Il y a quelques semaines, j’ai eu l’immense chance de présenter mes récents travaux lors de la conférence « Evolution – the molecular landscape » organisée au laboratoire de Cold Spring Harbor (c’est à Long Island, tout près de New York). C’était une des grandes conférences de l’année sur l’évolution (année Darwin oblige) et une des conférences Landmark de CSHL sur l’évolution, la dernière remontant à 50 ans pil poil.
Comme dans toutes les conférences, petites ou grande, il y eu une grande consommation de boissons caféines, des jugements portés principalement sur la qualité de la restauration (très bon niveau), des célébrités, des gens moins connus, des moments de gloire, des moments de solitude.

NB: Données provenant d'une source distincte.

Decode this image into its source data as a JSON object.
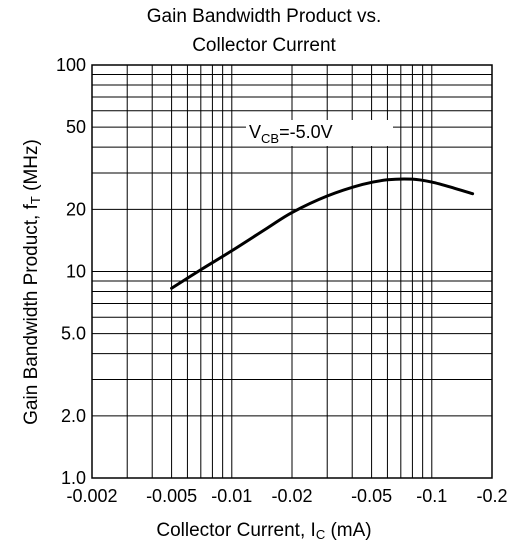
{
  "chart_data": {
    "type": "line",
    "title_line1": "Gain Bandwidth Product vs.",
    "title_line2": "Collector Current",
    "ylabel_main": "Gain Bandwidth Product, f",
    "ylabel_sub": "T",
    "ylabel_unit": " (MHz)",
    "xlabel_main": "Collector Current, I",
    "xlabel_sub": "C",
    "xlabel_unit": " (mA)",
    "x_scale": "log",
    "y_scale": "log",
    "xlim": [
      -0.002,
      -0.2
    ],
    "ylim": [
      1.0,
      100
    ],
    "grid": true,
    "x_ticks": [
      {
        "value": 0.002,
        "label": "-0.002"
      },
      {
        "value": 0.005,
        "label": "-0.005"
      },
      {
        "value": 0.01,
        "label": "-0.01"
      },
      {
        "value": 0.02,
        "label": "-0.02"
      },
      {
        "value": 0.05,
        "label": "-0.05"
      },
      {
        "value": 0.1,
        "label": "-0.1"
      },
      {
        "value": 0.2,
        "label": "-0.2"
      }
    ],
    "y_ticks": [
      {
        "value": 1,
        "label": "1.0"
      },
      {
        "value": 2,
        "label": "2.0"
      },
      {
        "value": 5,
        "label": "5.0"
      },
      {
        "value": 10,
        "label": "10"
      },
      {
        "value": 20,
        "label": "20"
      },
      {
        "value": 50,
        "label": "50"
      },
      {
        "value": 100,
        "label": "100"
      }
    ],
    "annotation": {
      "prefix": "V",
      "sub": "CB",
      "suffix": "=-5.0V"
    },
    "series": [
      {
        "x": [
          -0.005,
          -0.007,
          -0.01,
          -0.015,
          -0.02,
          -0.03,
          -0.045,
          -0.06,
          -0.08,
          -0.1,
          -0.13,
          -0.16
        ],
        "y": [
          8.3,
          10.2,
          12.6,
          16.2,
          19.3,
          23.2,
          26.4,
          27.8,
          28.0,
          27.1,
          25.3,
          23.8
        ]
      }
    ]
  }
}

Il y a évidemment beaucoup de choses à dire sur le plan scientifiques, vu la qualité et surtout le nombre de conférences auxquelles l’équipe de Procrastinons un peu… a assisté. Pour essayer de faire court et logique, mes réflexions post-conférence vont se composer en trois actes : les bofs, les ouais cool et le top du top du meilleur de.
Donc, commençons avec le bof.
Il est difficile de vraiment pointer une conférence décevante, sur le plan scientifique du moins, il est difficile avec le jetlag de garder les paupières ouvertes quand on s’emmerde. J’en vois une qui sort du lot, plus une intervention qui n’était pas prévue au programme.
Globalement, il y a un grand reproche que je ferai à mes collègues scientifiques, c’est qu’ils ne savent pas présenter. Certains, si, heureusement. Les conférences incriminées ne sont pas du tout dépourvues sur le plan scientifique, mais les auteurs oublient souvent la différence entre forme et fond en s’imaginant que seul le fond compte, qu’une présentation à la science solide sera intéressante d’elle-même. C’est une erreur grave qui prend forme dans l’oublie simple qu’un scientifique est avant toute chose un être humain, c’est à dire attiré par ce qui brille, ce qui est rigolo, ce qui est sexy, ce qu’il peut comprendre et assimiler dans le laps de temps très court d’une conférence : vous avez deux minutes pour gagner la foule et vous la mettre dans la poche, au delà c’est foutu.
J’ai pu donc assister à des conférences au sujet alléchant sur le papier mais qui débitaient résultat après résultat sans pause, sans consistance, sans saveur quand ce n’était pas des conférences qui essayaient vainement de résumer vingt ans de recherche en vingt minutes, le débit monocorde qui mitraillait l’audience fait après fait.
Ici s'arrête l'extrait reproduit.